Каждое слово будто вбивалось в Девяткина, он устал яриться, и вместо ярости воцарилась боль. Плотный туман лежал вокруг. Он дал газ и догнал габариты ползшего впереди автобуса. Пять минут назад он пылал гневной силой — теперь же полз в хвосте длинной пробки, зная, что ничего нет: ни сил, ни гнева, ни дома, ни дочери, ни, вполне вероятно, Лены, ни перспектив. Ревность, ярость, беспомощность накатили на него, и он застонал.
Дашка вздохнула:
— Бывает хуже. А у тебя все живы, дочь тебя любит… Лене — как женщина говорю, — что б там ни было, сложно будет всё поломать враз. Вряд ли она и ломать начнёт, пока Катя мала… Скорей, не будет ломать. В нас домостроевский инстинкт слаб; Лену устроит порядок, чтобы по-прежнему жить с тобой, встречаясь с Глусским… а у тебя будет время всё решить мудро.
Он ткнул кулаком в панель.
— Катю же ты прости. — Дашка проигнорировала его взрыв. — Для девочки до поры ты — собственность, и внимание папы к другой женщине ей больно… Бедная Тоня пала жертвой восьмилетней ревнивицы… — Она снова глянула сбоку. — Знаешь, в чём твоя слабость или проблема?
— В чём? — зло спросил он.
— В том… Позволишь? — Она закурила, вынув из сумочки пачку. — Ты силён в иной сфере. В какой — Бог весть… Знаешь, есть бытие, в котором мы делаем то, что делаем, но и есть также небытие как спектр неосуществлённых возможностей. Ты, может, принадлежишь ко второму? Может быть, сменишь работу — и найдёшь себя. Дело не в деньгах. Денег ты, может быть, и не найдёшь. Просто… Я наблюдала тебя в экстремальных условиях, и нашла, что тот Петя, какого я знаю, вёл бы себя иначе. Ты, кажется мне, опасен. Не знаю, что ты почувствовал, когда Глусский поставил под сомнение твоё отцовство, но, думаю, тебе хотелось его убить. Потом погнал по клумбе. Потом шлагбаум… Ты мог бы снести нам головы. О дочери ты не думал. Следует вывод: ты наступил на горло собственной песне, долго её душил, и что-то в тебе случилось.

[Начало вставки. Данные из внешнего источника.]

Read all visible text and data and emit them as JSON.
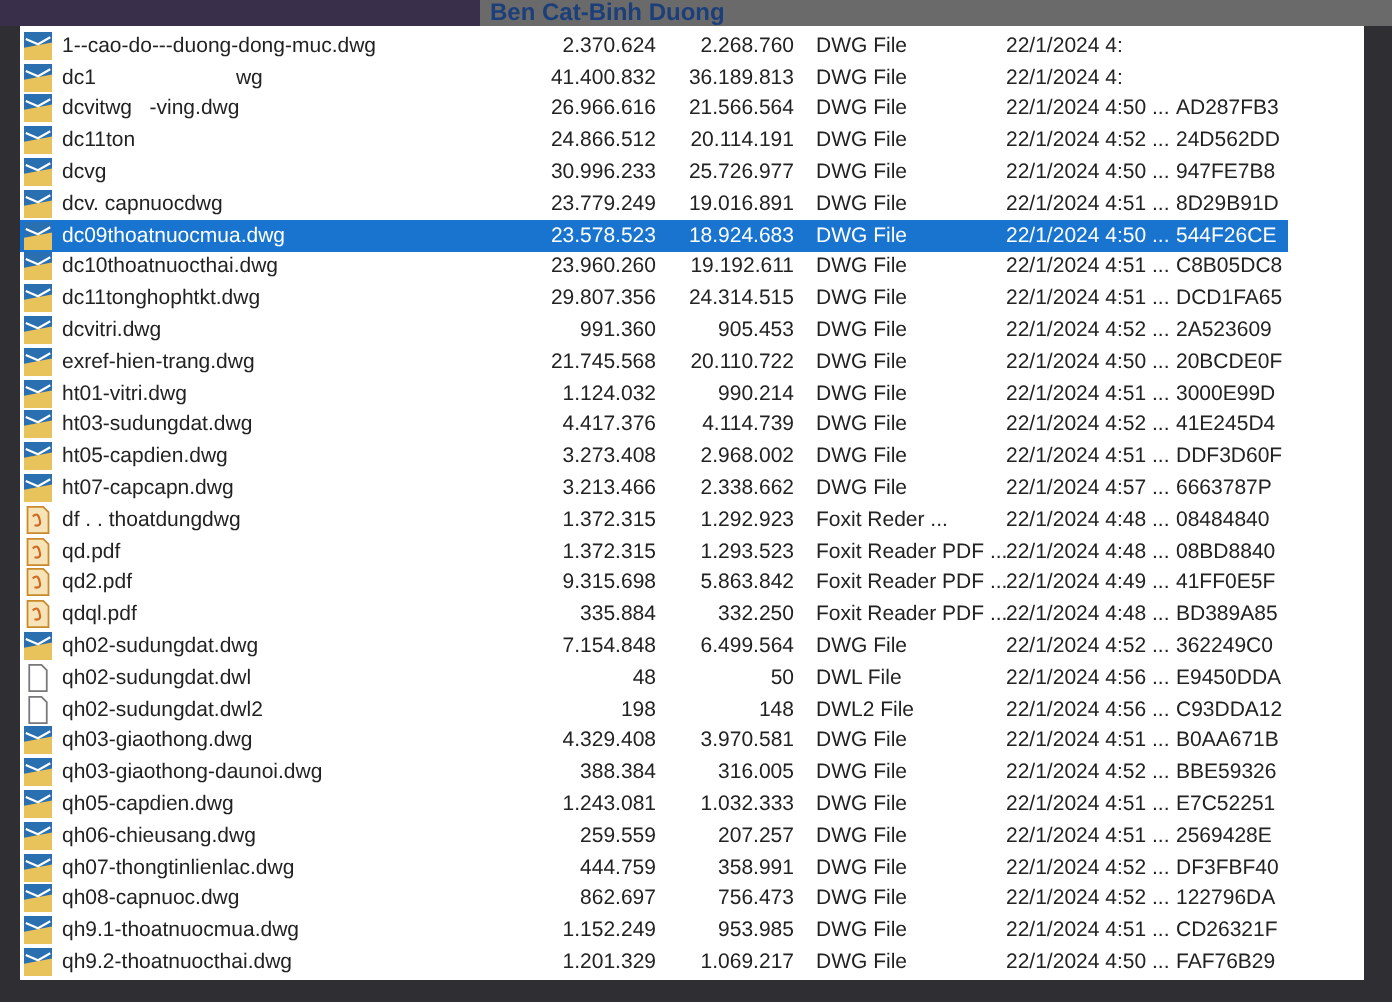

Семья — не твоя судьба, пусть до этого ты справлялся. Не знаю, кто, Петя, твои родители, но ты — асоциален. Тебе порядки, основанные на семье, частной собственности и государстве, чужды… тебе, думаю, чужд земной порядок вообще. Тебе остаётся… Хватит. Неблагодарно быть пифией. Предсказания злят, рок связывают с предсказателем и его же потом обвиняют… Я не хочу, я и так, дескать, сплетница. Лучшее от нас брать не любят. А лучшее — это то, что, кроме меня, никто во всей мировой истории не сделает. Пусть это будет плевок, лишь бы ты плюнул как-то всех круче. Может быть, пробил час, когда лучшее в тебе, Петя, решило либо прорваться, либо погибнуть. Мне неприятно предрекать перемены. Но я чувствую… Не стоит скрывать правду ради любезностей, когда есть предчувствия. Это хуже. Жуткий туман… Я сойду на стоянке.